Directed by Anurag Kashyap (Black Friday, Gangs of Wasseypur) and Neeraj Ghaywan (whose Masaan premiered at Cannes 2015) and adapted from Vikram Chandra’s 2006 novel, Sacred Games 2 has been tweaked quite a lot. The novel is slow, and the web-series writers have infused thrills, though a few of them are quite unnecessary. Some of the scenes at Guruji’s swanky ashram seem stretched, and the series itself is peppered with coincidences — a bane of Indian visual medium. 

  However, performances lift the series. Nawazuddin Siddiqui is in top form as a brutal thug, Ganesh Gaitonde, and Season 2 begins with him escaping from prison and finding himself in Mombasa, having been carted there by an agent of India’s Research and Analysis Wing, Kusum Devi Yadav (wonderfully done by Amruta Subhash), who wants him to help her find Shahid Khan (Ranvir Shorey), the mastermind behind the 1993 Bombay blasts and the Kandahar Air India hijacking in 1999, among other terror acts. As much as Siddique is riveting, he is being typecast, and something gets lost here. 
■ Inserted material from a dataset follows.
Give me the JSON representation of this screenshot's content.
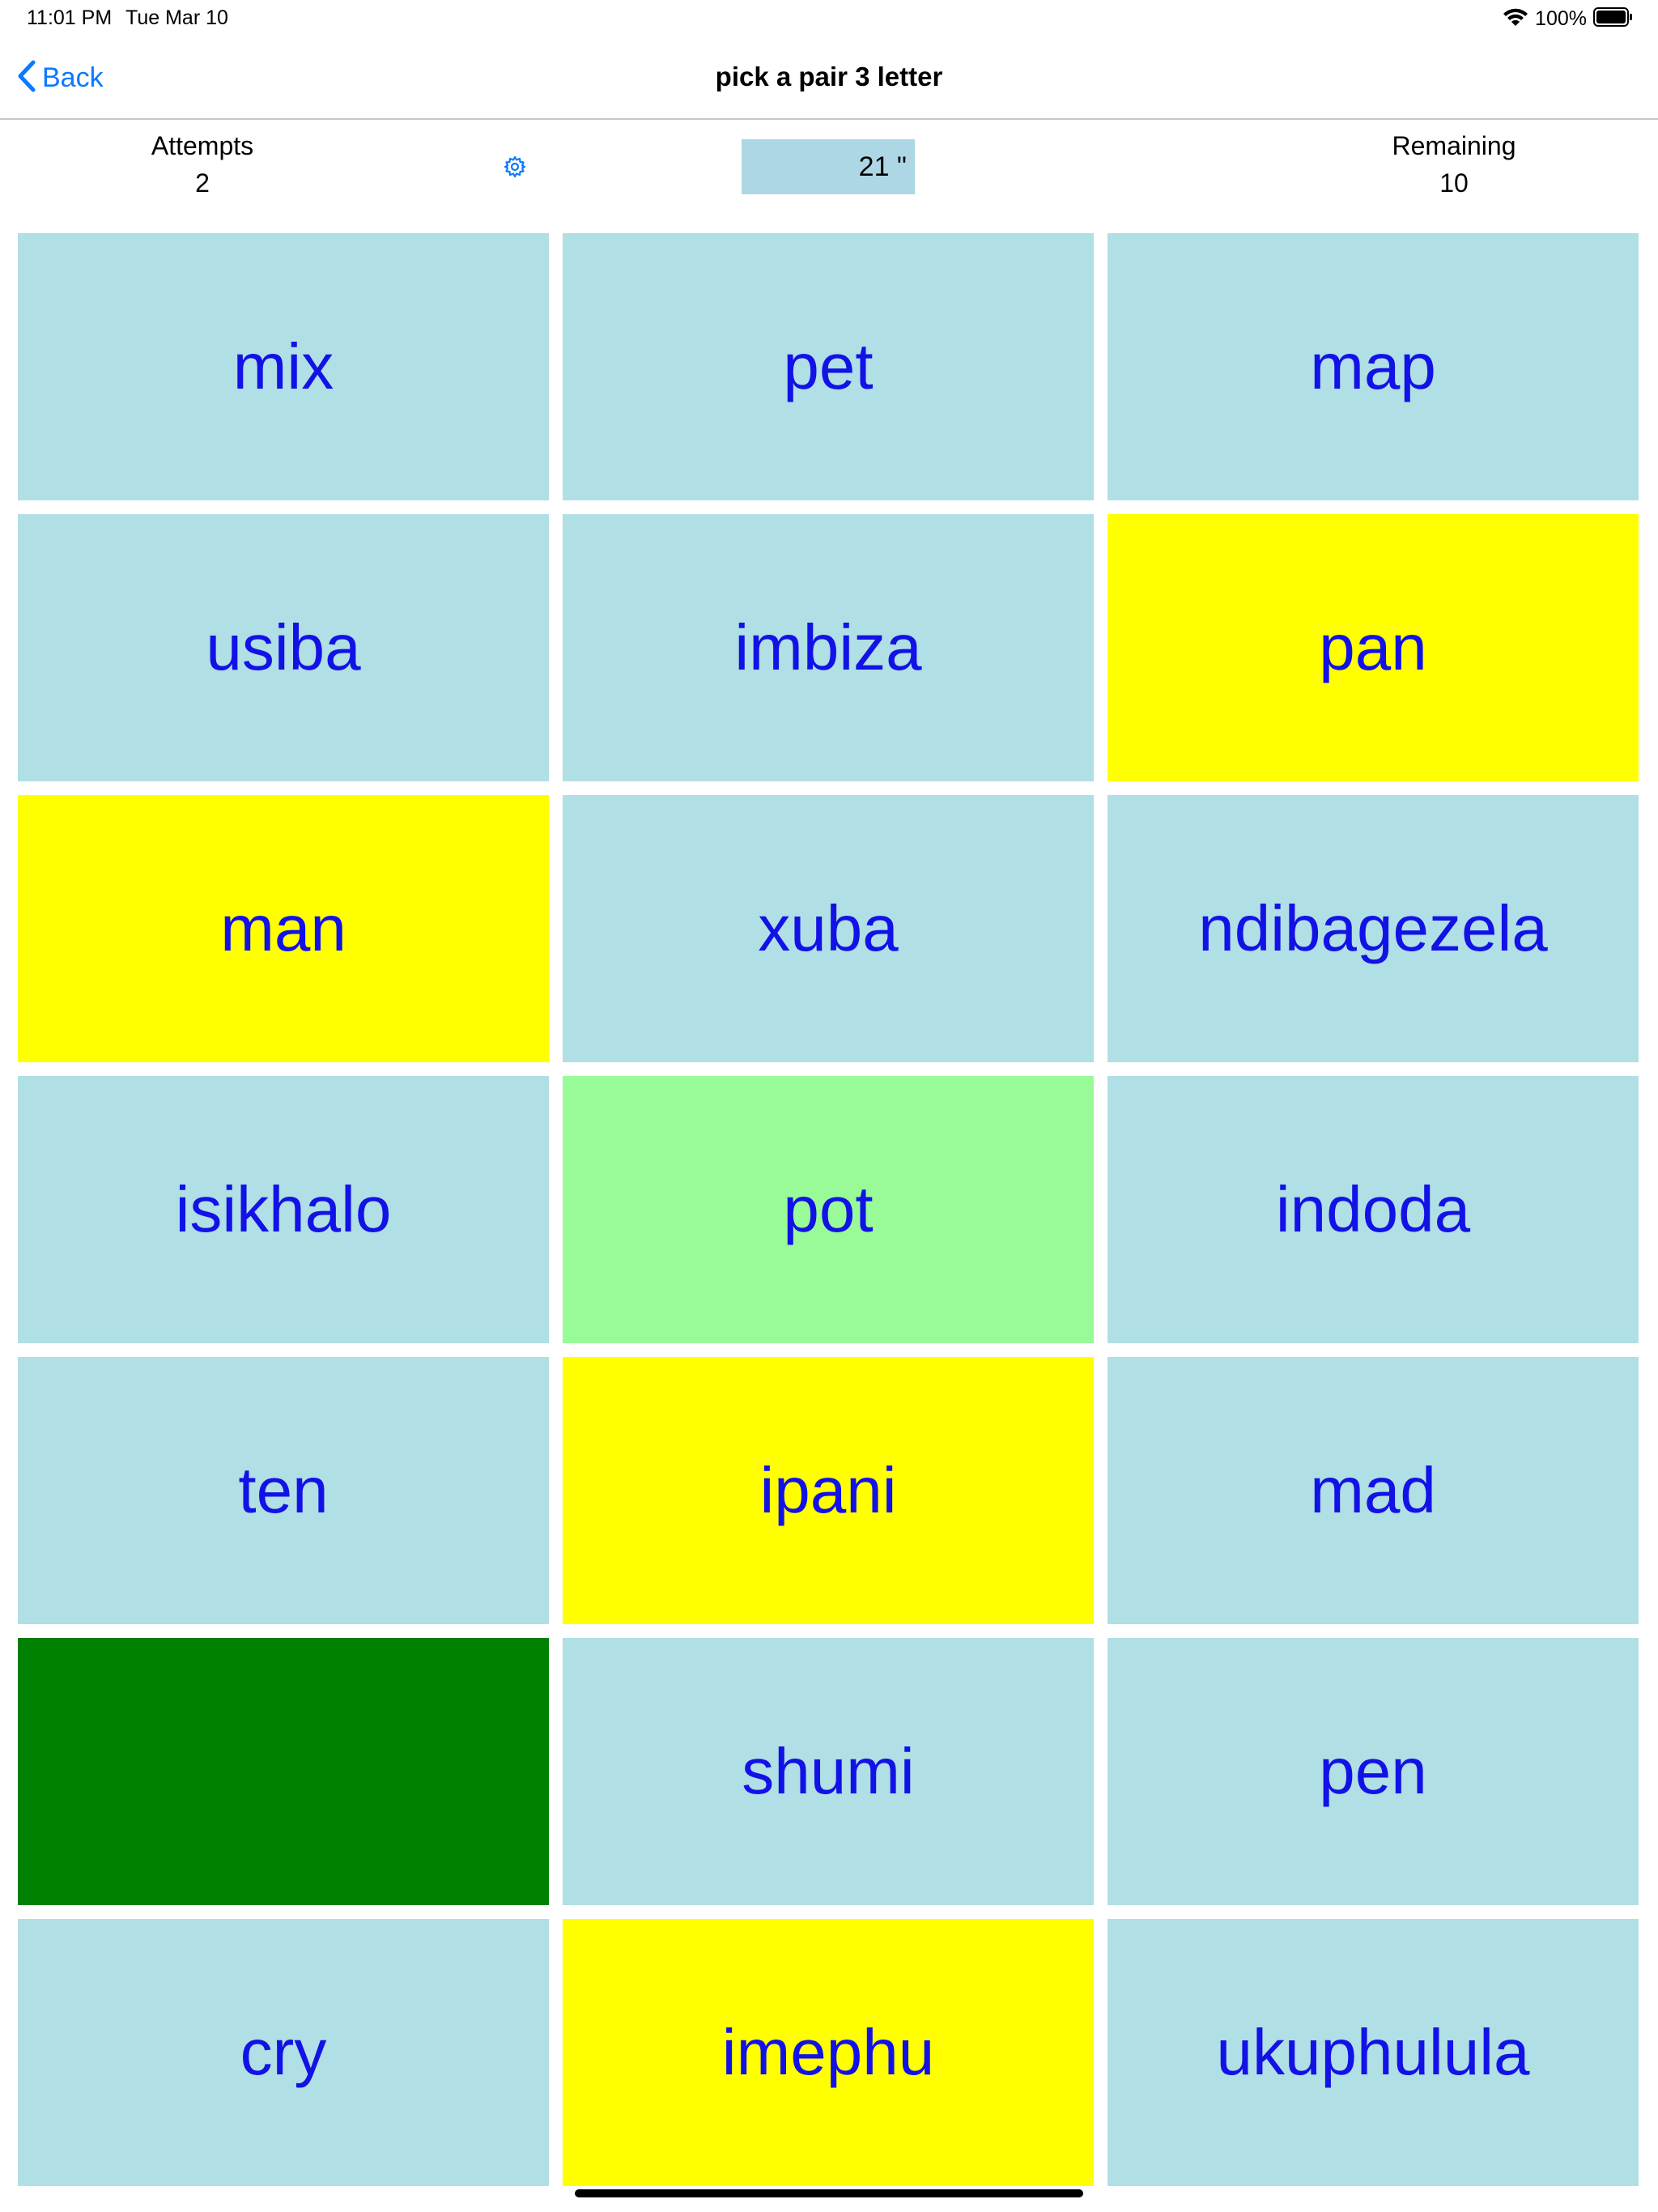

  Saif Ali Khan is brilliant as Inspector Sartaj, who, along with his team, is desperate to find a nuclear bomb that Gaitonde had warned him about in Season One. As Sartaj grapples with his marital rift with wife, Megha (Anupriya Goenka), he conveys the pain of loneliness and the anxiety of wanting to save his beloved Mumbai. Even Gaitonde is in love with the city, and would not want it to be destroyed. 

But Guruji and his chief disciple, Batya Ableman (Kalki Koechlin), believe that only such a catastrophic destruction can help cleanse the society and create a saner new order. Only then will this Kalyug end! And his executer is Khan, and the final moments of the eight episodes are fraught with sheer dread. Will Sartaj be able to defuse the bomb? 

We will only know this presumably in Season Three. But one wishes that Sacred Games will in future tone down its crude dialogues and not go overboard with its doomsday atmosphere.